The Yamuna is the second-largest tributary of the Ganges by discharge and the longest tributary in India.

  • It originates in the Yamunotri Glacier on the southwestern slopes of Bandarpunch peaks of the Lower Himalaya in Uttarakhand.
  • It merges with the Ganges at Triveni Sangam, Allahabad.
  • This is a site of the Kumbh Mela, a Hindu festival held every 12 years.
  • Yamuna is a lifeline to five States, and its floodplains are a charging point.
  • As part of river systems, floodplains slow water runoff during floods, recharge groundwater and store excess water, replenishing the city’s water supply.
  • When you have sluggish flow, the surplus water stored in the floodplain is released back during the non-monsoon season.
  • Delhi recorded similarly devastating floods in 1978, 1988 and 1995 which inundated floodplains, adversely impacting their health.
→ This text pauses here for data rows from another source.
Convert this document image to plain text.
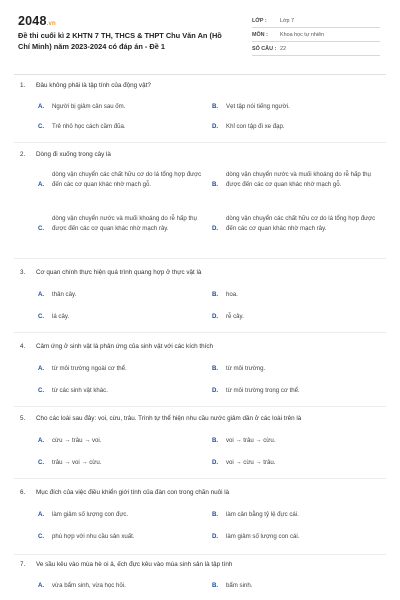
2048.vn
Đề thi cuối kì 2 KHTN 7 TH, THCS & THPT Chu Văn An (Hồ Chí Minh) năm 2023-2024 có đáp án - Đề 1
LỚP :	Lớp 7
MÔN :	Khoa học tự nhiên
SỐ CÂU : 22
1. Đâu không phải là tập tính của động vật?
A. Người bị giảm cân sau ốm.	B. Vẹt tập nói tiếng người.
C. Trẻ nhỏ học cách cầm đũa.	D. Khỉ con tập đi xe đạp.
2. Dòng đi xuống trong cây là
A.
dòng vận chuyển các chất hữu cơ do lá tổng hợp được đến các cơ quan khác nhờ mạch gỗ.	B.
dòng vận chuyển nước và muối khoáng do rễ hấp thụ được đến các cơ quan khác nhờ mạch gỗ.
C.
dòng vận chuyển nước và muối khoáng do rễ hấp thụ được đến các cơ quan khác nhờ mạch rây.	D.
dòng vận chuyển các chất hữu cơ do lá tổng hợp được đến các cơ quan khác nhờ mạch rây.
3. Cơ quan chính thực hiện quá trình quang hợp ở thực vật là
A. thân cây.	B. hoa.
C. lá cây.	D. rễ cây.
4. Cảm ứng ở sinh vật là phản ứng của sinh vật với các kích thích
A. từ môi trường ngoài cơ thể.	B. từ môi trường.
C. từ các sinh vật khác.	D. từ môi trường trong cơ thể.
5. Cho các loài sau đây: voi, cừu, trâu. Trình tự thể hiện nhu cầu nước giảm dần ở các loài trên là
A. cừu → trâu → voi.	B. voi → trâu → cừu.
C. trâu → voi → cừu.	D. voi → cừu → trâu.
6. Mục đích của việc điều khiển giới tính của đàn con trong chăn nuôi là
A. làm giảm số lượng con đực.	B. làm cân bằng tỷ lệ đực cái.
C. phù hợp với nhu cầu sản xuất.	D. làm giảm số lượng con cái.
7. Ve sầu kêu vào mùa hè oi ả, ếch đực kêu vào mùa sinh sản là tập tính
A. vừa bẩm sinh, vừa học hỏi.	B. bẩm sinh.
Settlements on these floodplains:

  • The first major non-agriculture settlements appeared after Independence when refugees from Western Punjab fled to Delhi.
  • The planning era propelled urbanisation in the 1950s and ‘60s, witnessing the construction of the first thermal power plant (employing people as labourers to unload coal from trains and clear fly ash), the Ring Road and Rajghat Samadhi.
  • The 1982 Asian Games brought more than one million migrant labourers from neighbouring States.
  • Workers eventually settled on the open plain along the western embankment after the Games.
  • The population boom outpaced Delhi’s ability to build a proper sewage network and spiked Yamuna’s pollution.
  • The Delhi High Court in 2004 ordered eviction of “unauthorised” settlements on the floodplains, demolishing shanties and evicting more than two lakh people.

 Impact of encroachments:

  • If there is building activity on areas reserved for recharge, groundwater is lost.
  • The layers of sediments of floodplains create aquifers contributing to the river channel, which in turn rejuvenates the groundwater.
  • But encroachments stop this two-way exchange.
  • The river is unable to transport flood waters downstream during monsoons, wet the lands or deposit soil along its banks to preserve the riverine ecosystem.
  • Floodplains also protect against devastating flash floods by allowing excess water to spread out and storing that surplus.
  • However, encroachments restrict the river to a small channel.
  • Any intense rainfall activity (India received 26% more rainfall in July than expected) swells the river, expanding in height not in width, eventually spilling over with devastating intensity.
  • Climate change has intensified rains in frequency and severity, and seen in the Yamuna floods, runoff water comes as a huge gushing flow in a small span of time.

Way forward:

The Yamuna rejuvenation should follow the total no-go logic for the floodplains. All proposed projects should also be rapidly re-examined. Freeing the floodplains can ride the appetite for bold urban shifts towards sustainability and lifestyles that are pro-environment.